The victims were buried in Jerusalem on Wednesday and the families remained in the capital to observe the initial week-long mourning period.

Netanyahu paid a condolence call on the families on Thursday and Peres did so on Friday.

In empathizing with Eva, Peres told her that this upheaval in her life was of the cruelest kind. The loss of her husband and two sons in one fell swoop was a tragedy of enormous magnitude, said Peres, adding that he could only imagine how painful and agonizing it was for her with every passing moment.

“But above all, you are the mother of a daughter and you are left with the important and difficult obligation of being strong for her sake and her future.”

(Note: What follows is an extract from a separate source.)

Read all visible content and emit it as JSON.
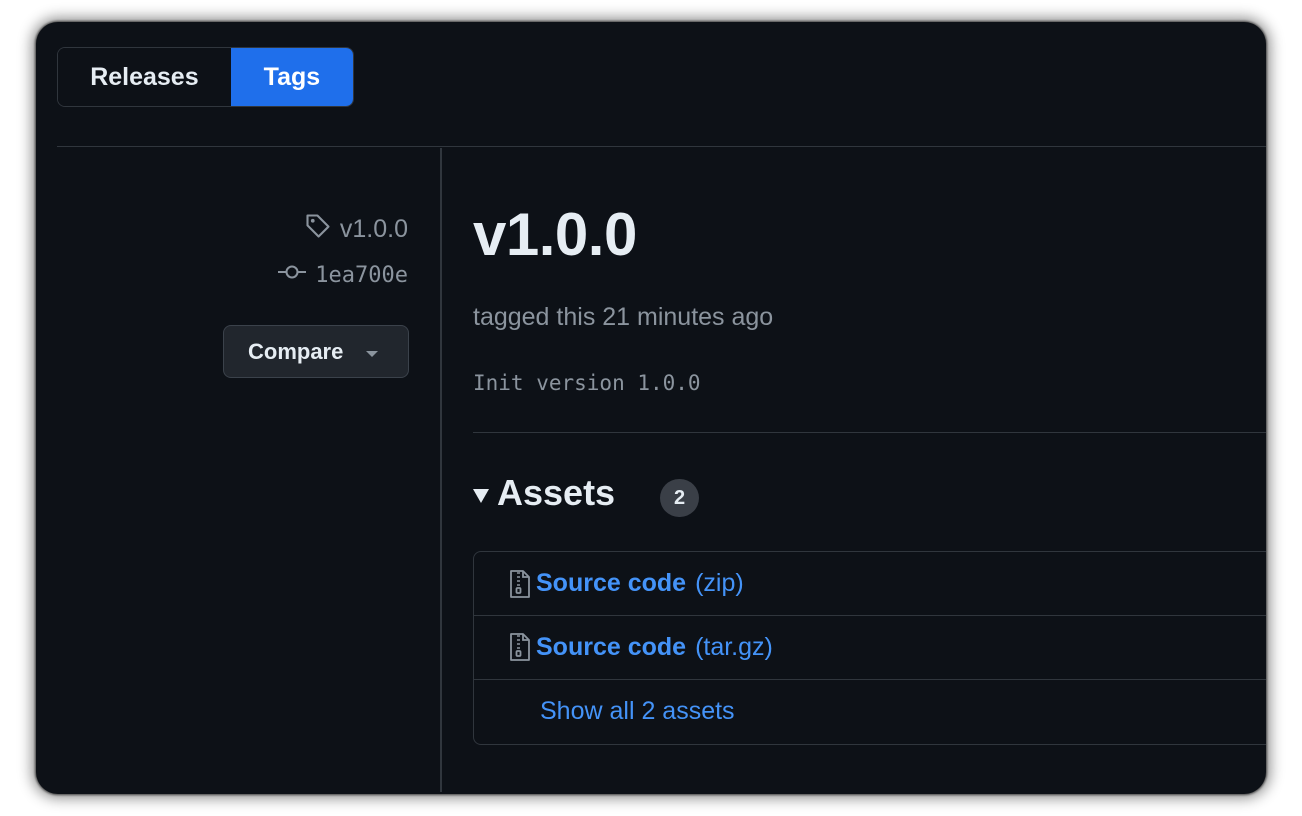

Peres said that he had gained the impression that Eva was resilient, and for that reason he was sure that she would have the strength that she needed to raise Liora.

“I came here today to bring you the love of the nation and to express the wish that you should know no more sorrow.”

Addressing Shlomo Sandler, the father and grandfather of the Sandler family victims, Peres admitted that he was at a loss to understand how anyone could be so callous as to murder a teacher and three little children at point-blank range.

The Jewish people will remember Yonatan Sandler as an educator who was killed with his children in the course of the important mission that he had taken upon himself, said Peres, which was dedicating himself to children with learning difficulties.

Ya’acov Monsonego, the principal of the Ozar Hatorah School in Toulouse and the father of Miriam, who was killed so brutally, had witnessed the atrocity and was still haunted by the memory.

He had been inside the synagogue within the school building when he suddenly heard shouts, he told Peres. He had not heard any shots fired, but he did hear shouts of “They’re shooting at us!”

The miraculous thing, said Monsonego, was the presence of a lectern which prevented the motorcyclist from advancing further into the premises. His intention had been to get into the synagogue where there were many children, said Monsonego.

Miriam’s father told Peres that she had been an exceptionally good student and wise beyond her years. She was born in Toulouse and of the five Monsonego siblings was the only one living at home. The others were far away in Israel, and it was Miriam who gave her parents the strength to continue as educational emissaries in France, said her father.

Before leaving, Peres told Miriam’s mother Yaffa Monsonego, “Your daughter was wonderful, beautiful and irreplaceable – and your loss must be unbearable. I came to share in your sorrow and to tell you that everyone is certain that you will find the strength of faith and spirit to survive this tribulation.

“All that I can wish you and your family is that you will be comforted with all those who mourn for Jerusalem and that you will continue with your vital task of bringing Torah education to Jews in the Diaspora.”